I got -pi/3 for the original question.

Answer 12

The integration looks ok. The mistake is in evaluating the limits.

Answer 13

http://www.wolframalpha.com/input/?i=int+%28tsin+%283t%29%29dt

Answer 14

unless i made a syntax error...the integration is wrong

Answer 15

Oops no I didn't I got pi/3. Shall write working now.

Answer 16

@lgbasallote The integration is ok.

Answer 17

so wolfram is wrong?

Answer 18

wolfram is correct.

Answer 19

hmm yeah seems they're the same

Answer 20

@jpsmarinho redo substituting in your limits
for the first term, use cos(0)=1 cos(3pi)= -1
for the 2nd term use sin(0)=0, sin(3pi)=0

Answer 21

I=int(uv')=uv-int(u'v). Have u=t, =>u'=1. v'=sin(3t) => v=-1/3 cos(3t)
I=uv-int(u'v)=-t/3 cos(3t) -int(-1/3 cos(3t))
I=-t/3 cos(3t) +1/9sin(3t)
I=pi/3

Answer 22

Wolfram says this is correct. http://www.wolframalpha.com/input/?i=int+%28tsin+%283t%29%29dt+between+0+and+pi

Answer 23

pardon, i didn't understand what's the wrong!
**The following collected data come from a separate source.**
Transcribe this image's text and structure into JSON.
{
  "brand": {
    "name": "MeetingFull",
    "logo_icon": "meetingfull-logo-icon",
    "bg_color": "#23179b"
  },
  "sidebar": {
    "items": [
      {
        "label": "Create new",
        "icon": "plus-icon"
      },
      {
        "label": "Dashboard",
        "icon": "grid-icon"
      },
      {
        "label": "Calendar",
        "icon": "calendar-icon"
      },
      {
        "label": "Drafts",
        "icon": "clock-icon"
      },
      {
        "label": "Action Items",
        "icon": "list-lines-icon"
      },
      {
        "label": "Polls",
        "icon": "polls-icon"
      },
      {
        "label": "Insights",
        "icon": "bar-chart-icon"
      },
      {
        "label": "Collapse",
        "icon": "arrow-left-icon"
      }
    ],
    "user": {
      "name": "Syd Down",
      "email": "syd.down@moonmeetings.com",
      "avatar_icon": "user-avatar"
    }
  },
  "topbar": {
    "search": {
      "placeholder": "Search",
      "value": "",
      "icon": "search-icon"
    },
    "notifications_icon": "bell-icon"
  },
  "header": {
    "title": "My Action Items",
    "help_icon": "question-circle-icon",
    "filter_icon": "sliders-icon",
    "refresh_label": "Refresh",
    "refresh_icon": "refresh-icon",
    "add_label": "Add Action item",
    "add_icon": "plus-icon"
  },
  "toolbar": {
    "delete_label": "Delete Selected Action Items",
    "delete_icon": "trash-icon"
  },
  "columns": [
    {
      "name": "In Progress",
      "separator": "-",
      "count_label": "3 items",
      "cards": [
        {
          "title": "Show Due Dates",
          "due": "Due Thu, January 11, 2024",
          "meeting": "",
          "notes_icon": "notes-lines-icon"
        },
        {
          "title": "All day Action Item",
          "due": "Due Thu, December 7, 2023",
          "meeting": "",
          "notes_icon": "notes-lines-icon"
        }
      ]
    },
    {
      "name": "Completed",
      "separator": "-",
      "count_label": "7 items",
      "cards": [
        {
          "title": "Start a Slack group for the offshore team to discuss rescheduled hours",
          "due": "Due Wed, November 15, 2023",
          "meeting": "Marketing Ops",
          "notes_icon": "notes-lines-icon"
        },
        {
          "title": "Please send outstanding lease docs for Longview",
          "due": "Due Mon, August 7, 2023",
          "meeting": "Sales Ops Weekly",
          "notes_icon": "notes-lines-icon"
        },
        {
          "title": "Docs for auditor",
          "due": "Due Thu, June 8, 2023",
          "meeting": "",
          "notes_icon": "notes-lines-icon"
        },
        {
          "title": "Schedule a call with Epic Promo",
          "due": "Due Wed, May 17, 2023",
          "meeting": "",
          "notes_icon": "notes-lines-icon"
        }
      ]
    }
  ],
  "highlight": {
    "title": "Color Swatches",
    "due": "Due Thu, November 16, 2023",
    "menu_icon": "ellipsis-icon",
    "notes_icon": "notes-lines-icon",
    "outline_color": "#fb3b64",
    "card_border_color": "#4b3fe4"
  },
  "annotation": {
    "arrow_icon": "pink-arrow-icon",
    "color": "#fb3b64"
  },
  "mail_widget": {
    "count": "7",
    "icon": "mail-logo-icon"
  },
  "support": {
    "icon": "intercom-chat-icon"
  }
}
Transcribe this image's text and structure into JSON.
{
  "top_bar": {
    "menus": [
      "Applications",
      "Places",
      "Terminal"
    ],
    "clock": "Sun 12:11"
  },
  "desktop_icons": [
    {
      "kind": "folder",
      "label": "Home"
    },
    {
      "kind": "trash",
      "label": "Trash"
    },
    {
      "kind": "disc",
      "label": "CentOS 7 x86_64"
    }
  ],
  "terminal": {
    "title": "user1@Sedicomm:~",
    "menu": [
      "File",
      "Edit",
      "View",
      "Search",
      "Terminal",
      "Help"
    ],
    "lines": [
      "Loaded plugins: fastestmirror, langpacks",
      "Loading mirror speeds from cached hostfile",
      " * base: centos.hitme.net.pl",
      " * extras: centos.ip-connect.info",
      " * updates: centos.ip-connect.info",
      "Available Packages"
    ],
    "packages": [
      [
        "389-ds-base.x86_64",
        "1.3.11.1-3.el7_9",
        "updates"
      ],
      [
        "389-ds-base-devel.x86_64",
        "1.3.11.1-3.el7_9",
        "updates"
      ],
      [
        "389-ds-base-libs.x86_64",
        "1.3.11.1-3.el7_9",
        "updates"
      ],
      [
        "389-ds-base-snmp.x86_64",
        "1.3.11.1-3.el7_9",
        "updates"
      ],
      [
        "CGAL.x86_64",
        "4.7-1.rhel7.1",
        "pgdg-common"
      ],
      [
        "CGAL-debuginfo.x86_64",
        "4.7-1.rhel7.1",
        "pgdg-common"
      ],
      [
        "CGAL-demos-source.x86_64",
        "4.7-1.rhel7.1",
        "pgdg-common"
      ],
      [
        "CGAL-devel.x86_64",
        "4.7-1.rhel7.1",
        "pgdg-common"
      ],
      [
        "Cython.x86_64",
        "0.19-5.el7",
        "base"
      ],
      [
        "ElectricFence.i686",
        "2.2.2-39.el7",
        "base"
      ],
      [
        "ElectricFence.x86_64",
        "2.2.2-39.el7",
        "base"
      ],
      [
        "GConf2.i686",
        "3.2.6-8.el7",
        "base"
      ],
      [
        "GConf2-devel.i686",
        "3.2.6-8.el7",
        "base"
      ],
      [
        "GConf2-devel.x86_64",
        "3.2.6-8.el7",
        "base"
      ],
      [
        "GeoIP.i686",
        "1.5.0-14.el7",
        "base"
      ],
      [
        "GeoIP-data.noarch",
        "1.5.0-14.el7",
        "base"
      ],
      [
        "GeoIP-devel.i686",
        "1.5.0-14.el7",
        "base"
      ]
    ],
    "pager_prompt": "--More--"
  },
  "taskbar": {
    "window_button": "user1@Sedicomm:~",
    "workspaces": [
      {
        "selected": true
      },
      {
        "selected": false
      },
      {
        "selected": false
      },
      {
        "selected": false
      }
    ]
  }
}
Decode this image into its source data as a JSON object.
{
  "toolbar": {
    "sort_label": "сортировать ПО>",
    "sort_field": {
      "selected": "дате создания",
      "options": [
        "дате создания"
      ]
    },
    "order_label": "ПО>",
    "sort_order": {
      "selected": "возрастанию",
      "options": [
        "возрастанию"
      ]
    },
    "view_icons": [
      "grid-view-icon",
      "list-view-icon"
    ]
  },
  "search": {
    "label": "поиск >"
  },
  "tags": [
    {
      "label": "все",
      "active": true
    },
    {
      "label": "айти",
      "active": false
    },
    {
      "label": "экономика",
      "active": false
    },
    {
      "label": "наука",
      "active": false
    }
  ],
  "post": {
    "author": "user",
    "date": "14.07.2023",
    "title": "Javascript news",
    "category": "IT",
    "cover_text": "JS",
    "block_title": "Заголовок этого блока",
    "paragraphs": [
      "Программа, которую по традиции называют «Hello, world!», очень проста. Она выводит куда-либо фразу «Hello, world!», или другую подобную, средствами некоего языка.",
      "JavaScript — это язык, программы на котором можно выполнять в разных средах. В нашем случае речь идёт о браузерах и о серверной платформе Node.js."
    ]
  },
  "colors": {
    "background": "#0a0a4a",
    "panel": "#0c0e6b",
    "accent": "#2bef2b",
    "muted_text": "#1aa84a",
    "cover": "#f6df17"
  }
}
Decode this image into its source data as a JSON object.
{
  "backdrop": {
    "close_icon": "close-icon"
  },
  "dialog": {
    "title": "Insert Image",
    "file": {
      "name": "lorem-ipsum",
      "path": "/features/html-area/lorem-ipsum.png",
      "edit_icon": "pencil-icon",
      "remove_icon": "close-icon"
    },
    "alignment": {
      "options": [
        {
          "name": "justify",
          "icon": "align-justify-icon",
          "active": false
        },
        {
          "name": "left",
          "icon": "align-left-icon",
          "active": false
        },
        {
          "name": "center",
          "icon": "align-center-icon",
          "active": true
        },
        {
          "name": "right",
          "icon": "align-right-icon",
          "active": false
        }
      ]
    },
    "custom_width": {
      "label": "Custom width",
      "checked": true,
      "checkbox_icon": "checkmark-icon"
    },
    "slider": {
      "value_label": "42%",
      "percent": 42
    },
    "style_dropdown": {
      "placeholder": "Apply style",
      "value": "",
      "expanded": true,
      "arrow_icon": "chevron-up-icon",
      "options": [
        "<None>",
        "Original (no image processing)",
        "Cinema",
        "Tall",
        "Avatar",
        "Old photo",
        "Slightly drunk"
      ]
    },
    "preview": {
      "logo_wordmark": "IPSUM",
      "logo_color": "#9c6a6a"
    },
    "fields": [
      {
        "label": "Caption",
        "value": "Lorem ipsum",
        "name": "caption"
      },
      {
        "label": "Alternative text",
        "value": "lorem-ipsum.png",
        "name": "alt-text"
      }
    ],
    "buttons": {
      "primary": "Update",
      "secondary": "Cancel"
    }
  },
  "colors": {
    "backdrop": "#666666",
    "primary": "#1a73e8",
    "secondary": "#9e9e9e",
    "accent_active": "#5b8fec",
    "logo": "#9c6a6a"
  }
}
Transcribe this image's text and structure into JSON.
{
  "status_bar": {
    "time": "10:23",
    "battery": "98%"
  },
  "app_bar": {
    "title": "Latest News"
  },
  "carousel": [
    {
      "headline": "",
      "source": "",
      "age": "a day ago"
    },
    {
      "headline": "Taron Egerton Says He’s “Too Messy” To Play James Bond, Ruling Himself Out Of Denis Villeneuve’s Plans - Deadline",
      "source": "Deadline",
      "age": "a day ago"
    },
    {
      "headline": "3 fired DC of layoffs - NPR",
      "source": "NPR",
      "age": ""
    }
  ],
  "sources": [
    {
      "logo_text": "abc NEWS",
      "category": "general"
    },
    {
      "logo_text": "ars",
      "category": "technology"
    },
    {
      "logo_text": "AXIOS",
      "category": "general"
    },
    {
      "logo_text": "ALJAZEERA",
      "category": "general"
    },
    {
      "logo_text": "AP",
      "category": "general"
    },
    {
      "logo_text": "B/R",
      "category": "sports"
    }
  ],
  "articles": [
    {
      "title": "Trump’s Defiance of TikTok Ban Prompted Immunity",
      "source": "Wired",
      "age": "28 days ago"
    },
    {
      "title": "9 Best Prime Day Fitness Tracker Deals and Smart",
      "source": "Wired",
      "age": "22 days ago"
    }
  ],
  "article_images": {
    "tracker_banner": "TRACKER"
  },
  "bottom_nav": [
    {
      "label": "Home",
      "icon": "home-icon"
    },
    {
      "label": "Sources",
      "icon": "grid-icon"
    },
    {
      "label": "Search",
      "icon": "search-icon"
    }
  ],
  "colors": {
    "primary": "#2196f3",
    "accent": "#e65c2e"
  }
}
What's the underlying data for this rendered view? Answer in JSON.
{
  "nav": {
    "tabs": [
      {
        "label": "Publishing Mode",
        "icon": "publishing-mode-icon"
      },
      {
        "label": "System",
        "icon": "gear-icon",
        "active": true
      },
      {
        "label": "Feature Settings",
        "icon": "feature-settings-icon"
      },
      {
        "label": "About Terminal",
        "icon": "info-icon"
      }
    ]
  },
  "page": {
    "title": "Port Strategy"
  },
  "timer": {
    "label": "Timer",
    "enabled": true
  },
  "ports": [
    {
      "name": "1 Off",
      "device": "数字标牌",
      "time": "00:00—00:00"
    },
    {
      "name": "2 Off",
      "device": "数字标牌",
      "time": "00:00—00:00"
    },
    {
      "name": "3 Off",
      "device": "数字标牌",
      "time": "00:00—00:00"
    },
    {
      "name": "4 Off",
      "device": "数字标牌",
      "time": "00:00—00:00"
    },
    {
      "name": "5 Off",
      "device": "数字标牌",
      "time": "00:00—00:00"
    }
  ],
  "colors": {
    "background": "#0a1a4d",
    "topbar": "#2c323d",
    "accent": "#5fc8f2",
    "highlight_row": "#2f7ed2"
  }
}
I redo some part of the exercise and the answer is the same!

Answer 24

your first term is correct, but your 2nd should be zero.
\[\frac{ -tcos(3t) }{ 3 } \bigg|_{0}^{\pi}+\frac{\sin(3t)}{9}\bigg|_{0}^{\pi}\]
\[\frac{ -\pi \cos(3\pi) }{ 3 }-\frac{ -0 \cdot \cos(0) }{ 3 }+\frac{\sin(3\pi)}{9}-\frac{\sin(0)}{9}\]
the last 3 terms are all zero

Answer 25

@phi thanks!! I don't know why my mind blocked to it. ^^